It’s already the middle of October, and it’s a little too soon to start the November food arrangement. But there’s so much cheese to share in the meantime. A mid-month cheese display is the perfect solution. “More Cheese Please” is going to be a shorter segment about a few cheeses and something tasty to pair them with. It’s a better way to spotlight cheese and not include an entire board to distract from it.
The first choice for this article is Havarti cheese (as pictured on the top left). This soft cheese has a super smooth consistency and can almost spread like brie cheese. It’s aged for only a few months and produces no solid rind, instead the soft outside has no distinction between rind and cheese. The taste is similar to that of butter. It goes wonderfully with crackers and on sandwiches. There are other varieties of Havarti such as Horseradish, Herb and Spice, and Dill. No matter the added ingredients, Havarti still holds onto its buttery smooth texture. Typically, Havarti is sold in stores both in the deli as sliced pieces or at a cheese counter in larger blocks.
Next up, we have creamy Caramel cheese (pictured in middle). It starts out with an extremely strong caramel scent even before biting in.

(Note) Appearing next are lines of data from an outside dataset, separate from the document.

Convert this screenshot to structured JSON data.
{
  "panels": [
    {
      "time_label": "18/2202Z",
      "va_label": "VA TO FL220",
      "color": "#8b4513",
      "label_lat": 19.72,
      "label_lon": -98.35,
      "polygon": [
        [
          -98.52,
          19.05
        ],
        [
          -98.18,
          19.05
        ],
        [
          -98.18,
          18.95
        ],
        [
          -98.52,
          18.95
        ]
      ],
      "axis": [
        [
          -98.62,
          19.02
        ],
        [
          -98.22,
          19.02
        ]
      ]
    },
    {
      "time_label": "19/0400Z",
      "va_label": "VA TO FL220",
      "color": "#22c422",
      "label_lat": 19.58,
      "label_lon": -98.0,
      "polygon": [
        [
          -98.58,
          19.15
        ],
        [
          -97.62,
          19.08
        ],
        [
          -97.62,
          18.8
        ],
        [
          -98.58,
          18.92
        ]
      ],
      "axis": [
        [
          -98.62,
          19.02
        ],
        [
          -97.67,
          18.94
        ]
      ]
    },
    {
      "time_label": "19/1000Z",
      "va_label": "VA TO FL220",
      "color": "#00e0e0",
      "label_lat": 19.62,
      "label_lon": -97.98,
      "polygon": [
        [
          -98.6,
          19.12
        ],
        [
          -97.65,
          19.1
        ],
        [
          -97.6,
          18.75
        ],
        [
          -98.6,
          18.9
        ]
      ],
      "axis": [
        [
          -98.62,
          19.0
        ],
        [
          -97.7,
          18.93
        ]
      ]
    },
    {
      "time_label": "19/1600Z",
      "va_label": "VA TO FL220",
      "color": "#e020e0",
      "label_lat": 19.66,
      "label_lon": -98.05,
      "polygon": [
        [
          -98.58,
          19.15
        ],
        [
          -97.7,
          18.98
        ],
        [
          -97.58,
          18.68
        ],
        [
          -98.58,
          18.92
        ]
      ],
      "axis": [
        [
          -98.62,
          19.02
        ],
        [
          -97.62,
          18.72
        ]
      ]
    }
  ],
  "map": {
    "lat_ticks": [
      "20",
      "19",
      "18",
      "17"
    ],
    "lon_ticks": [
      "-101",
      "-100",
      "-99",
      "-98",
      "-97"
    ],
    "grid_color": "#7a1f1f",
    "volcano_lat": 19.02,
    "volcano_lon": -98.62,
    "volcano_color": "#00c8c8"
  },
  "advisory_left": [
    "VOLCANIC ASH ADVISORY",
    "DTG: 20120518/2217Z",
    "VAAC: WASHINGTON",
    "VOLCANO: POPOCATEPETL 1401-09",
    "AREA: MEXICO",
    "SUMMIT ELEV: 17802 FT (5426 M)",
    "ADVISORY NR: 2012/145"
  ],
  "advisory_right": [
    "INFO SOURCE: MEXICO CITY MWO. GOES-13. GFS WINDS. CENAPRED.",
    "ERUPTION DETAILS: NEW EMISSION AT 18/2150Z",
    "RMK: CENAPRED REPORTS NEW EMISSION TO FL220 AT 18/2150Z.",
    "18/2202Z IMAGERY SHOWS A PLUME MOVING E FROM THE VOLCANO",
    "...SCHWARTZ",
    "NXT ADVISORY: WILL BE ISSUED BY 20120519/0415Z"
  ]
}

The cheese is soft in texture, and the taste is slightly nutty with a light essence of caramel that appears more prominent in the aftertaste. Most unique flavored cheeses have a distinct essence of that flavor as opposed to completely being like the desired taste. They work well with fruit and meat, and to the adventurous it might be fun to try.
Smoked Applewood Cheddar (Pictured bottom right) is the third and final cheese for show. This cheese is a crumbly and soft cheddar that tastes very smoky. It’s quite simple and contrary to the title it’s not apple flavored. This cheddar goes great with crackers, fruit, and possibly on a sandwich.
To pair with the cheeses, I chose Carr’s water crackers that have little to no flavor, but work well with cheese, meat, and just about anything. The cracker is basic and doesn’t overpower the cheese- allowing for a wonderful cheese tasting.